Pfizer's Exubera failed for three reasons: 1) it first targeted endocrinologists instead of primary care physicians who were the best candidates to prescribe the medication 2) the device was significantly larger then most inhaled products and 3) they were pressured by the FDA not to minimize lung safety issues, when 2 years worth of data showed non clinically meaningful lung problems. Had that 3rd barrier not been there, and had Pfizer launched the product differently, Exubera might have been a best selling drug. I had many patients very upset when Pfizer pulled the plug.

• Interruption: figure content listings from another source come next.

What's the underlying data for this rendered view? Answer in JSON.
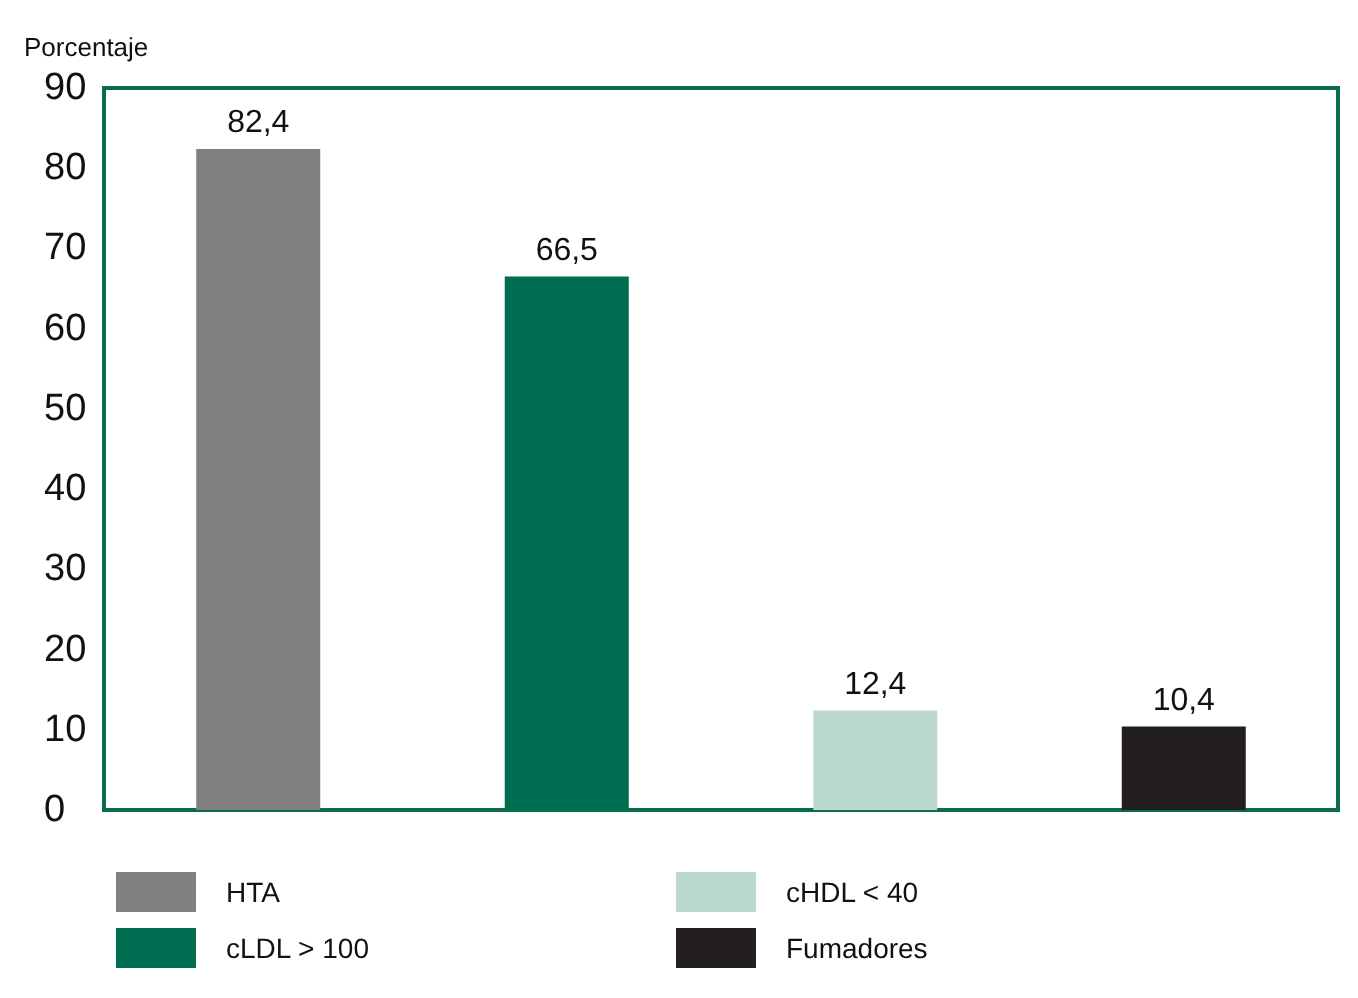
{
  "chart_data": {
    "type": "bar",
    "ylabel": "Porcentaje",
    "categories": [
      null,
      null,
      null,
      null
    ],
    "stacked": true,
    "series": [
      {
        "name": "HTA",
        "color": "#808080",
        "values": [
          82.4,
          null,
          null,
          null
        ],
        "value_labels": [
          "82,4",
          null,
          null,
          null
        ]
      },
      {
        "name": "cLDL > 100",
        "color": "#006e50",
        "values": [
          null,
          66.5,
          null,
          null
        ],
        "value_labels": [
          null,
          "66,5",
          null,
          null
        ]
      },
      {
        "name": "cHDL < 40",
        "color": "#bcd9d0",
        "values": [
          null,
          null,
          12.4,
          null
        ],
        "value_labels": [
          null,
          null,
          "12,4",
          null
        ]
      },
      {
        "name": "Fumadores",
        "color": "#231f20",
        "values": [
          null,
          null,
          null,
          10.4
        ],
        "value_labels": [
          null,
          null,
          null,
          "10,4"
        ]
      }
    ],
    "ylim": [
      0,
      90
    ],
    "yticks": [
      0,
      10,
      20,
      30,
      40,
      50,
      60,
      70,
      80,
      90
    ],
    "grid": false,
    "legend": "bottom"
  }
}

Type 2 diabetes is a growing epidemic in our country. Of the 20 million or so patients estimated to have type 2 diabetes, only about 12 million received treatment, and of those only slightly more than one third have their sugars under good control. A study showed that for patients on more than one diabetes pill, doctors often wait up to 3 years with sugars very poorly controlled before adding insulin. Of those patients not controlled on more than one drug, fewer than 20% got the insulin they needed. Why? Because patients don't want to be on insulin. One thing has to do with the fact that for many patients, taking insulin means they have a serious disease, and not just something they need to take pills for. Secondly, is the obvious injection part which inhaled insulin overcame. Thus, inhaled insulin (even in a large inhaler) was a major breakthrough, that we will never likely see in the near future.

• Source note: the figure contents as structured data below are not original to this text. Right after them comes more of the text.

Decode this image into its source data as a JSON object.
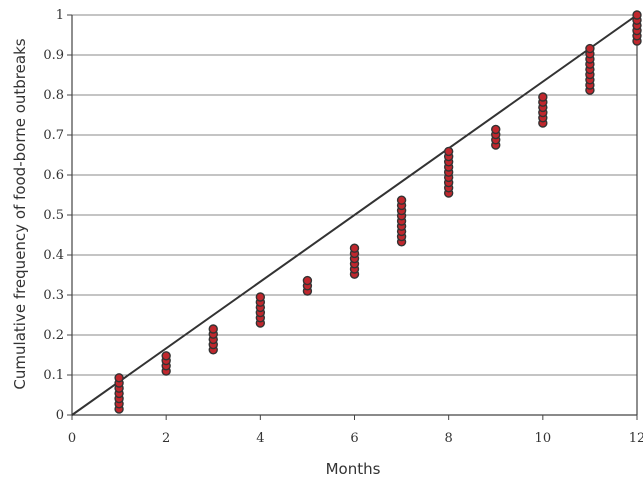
{
  "chart_data": {
    "type": "scatter",
    "xlabel": "Months",
    "ylabel": "Cumulative frequency of food-borne outbreaks",
    "xlim": [
      0,
      12
    ],
    "ylim": [
      0,
      1
    ],
    "x_ticks": [
      0,
      2,
      4,
      6,
      8,
      10,
      12
    ],
    "y_ticks": [
      0,
      0.1,
      0.2,
      0.3,
      0.4,
      0.5,
      0.6,
      0.7,
      0.8,
      0.9,
      1
    ],
    "x_tick_labels": [
      "0",
      "2",
      "4",
      "6",
      "8",
      "10",
      "12"
    ],
    "y_tick_labels": [
      "0",
      "0.1",
      "0.2",
      "0.3",
      "0.4",
      "0.5",
      "0.6",
      "0.7",
      "0.8",
      "0.9",
      "1"
    ],
    "grid": "horizontal",
    "reference_line": {
      "x": [
        0,
        12
      ],
      "y": [
        0,
        1
      ],
      "color": "#333333"
    },
    "marker_fill": "#c0272d",
    "marker_edge": "#333333",
    "series": [
      {
        "points": [
          {
            "x": 1,
            "y": 0.015
          },
          {
            "x": 1,
            "y": 0.028
          },
          {
            "x": 1,
            "y": 0.041
          },
          {
            "x": 1,
            "y": 0.054
          },
          {
            "x": 1,
            "y": 0.067
          },
          {
            "x": 1,
            "y": 0.08
          },
          {
            "x": 1,
            "y": 0.093
          },
          {
            "x": 2,
            "y": 0.11
          },
          {
            "x": 2,
            "y": 0.123
          },
          {
            "x": 2,
            "y": 0.136
          },
          {
            "x": 2,
            "y": 0.148
          },
          {
            "x": 3,
            "y": 0.163
          },
          {
            "x": 3,
            "y": 0.176
          },
          {
            "x": 3,
            "y": 0.189
          },
          {
            "x": 3,
            "y": 0.202
          },
          {
            "x": 3,
            "y": 0.215
          },
          {
            "x": 4,
            "y": 0.23
          },
          {
            "x": 4,
            "y": 0.243
          },
          {
            "x": 4,
            "y": 0.256
          },
          {
            "x": 4,
            "y": 0.269
          },
          {
            "x": 4,
            "y": 0.282
          },
          {
            "x": 4,
            "y": 0.295
          },
          {
            "x": 5,
            "y": 0.31
          },
          {
            "x": 5,
            "y": 0.323
          },
          {
            "x": 5,
            "y": 0.336
          },
          {
            "x": 6,
            "y": 0.352
          },
          {
            "x": 6,
            "y": 0.365
          },
          {
            "x": 6,
            "y": 0.378
          },
          {
            "x": 6,
            "y": 0.391
          },
          {
            "x": 6,
            "y": 0.404
          },
          {
            "x": 6,
            "y": 0.417
          },
          {
            "x": 7,
            "y": 0.433
          },
          {
            "x": 7,
            "y": 0.446
          },
          {
            "x": 7,
            "y": 0.459
          },
          {
            "x": 7,
            "y": 0.472
          },
          {
            "x": 7,
            "y": 0.485
          },
          {
            "x": 7,
            "y": 0.498
          },
          {
            "x": 7,
            "y": 0.511
          },
          {
            "x": 7,
            "y": 0.524
          },
          {
            "x": 7,
            "y": 0.537
          },
          {
            "x": 8,
            "y": 0.555
          },
          {
            "x": 8,
            "y": 0.568
          },
          {
            "x": 8,
            "y": 0.581
          },
          {
            "x": 8,
            "y": 0.594
          },
          {
            "x": 8,
            "y": 0.607
          },
          {
            "x": 8,
            "y": 0.62
          },
          {
            "x": 8,
            "y": 0.633
          },
          {
            "x": 8,
            "y": 0.646
          },
          {
            "x": 8,
            "y": 0.659
          },
          {
            "x": 9,
            "y": 0.675
          },
          {
            "x": 9,
            "y": 0.688
          },
          {
            "x": 9,
            "y": 0.701
          },
          {
            "x": 9,
            "y": 0.714
          },
          {
            "x": 10,
            "y": 0.73
          },
          {
            "x": 10,
            "y": 0.743
          },
          {
            "x": 10,
            "y": 0.756
          },
          {
            "x": 10,
            "y": 0.769
          },
          {
            "x": 10,
            "y": 0.782
          },
          {
            "x": 10,
            "y": 0.795
          },
          {
            "x": 11,
            "y": 0.812
          },
          {
            "x": 11,
            "y": 0.825
          },
          {
            "x": 11,
            "y": 0.838
          },
          {
            "x": 11,
            "y": 0.851
          },
          {
            "x": 11,
            "y": 0.864
          },
          {
            "x": 11,
            "y": 0.877
          },
          {
            "x": 11,
            "y": 0.89
          },
          {
            "x": 11,
            "y": 0.903
          },
          {
            "x": 11,
            "y": 0.916
          },
          {
            "x": 12,
            "y": 0.935
          },
          {
            "x": 12,
            "y": 0.948
          },
          {
            "x": 12,
            "y": 0.961
          },
          {
            "x": 12,
            "y": 0.974
          },
          {
            "x": 12,
            "y": 0.987
          },
          {
            "x": 12,
            "y": 1.0
          }
        ]
      }
    ]
  }
}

It is very easy to criticize the pharmaceutical industry for making too much money advertising expensive products to doctors and patients. Similarly, it is very easy to fault the companies every time an undiscovered side effect is reported. The media has done an excellent job at this. However, it is harder to admit to that a profitable pharmaceutical industry is necessary in order to see innovative products. In addition, if the FDA (due to its intense recent scrutiny) is going to be overly cautious about every side effect, companies may choose not to develop products which huge potential gain for many because of some minimal side effects to a few.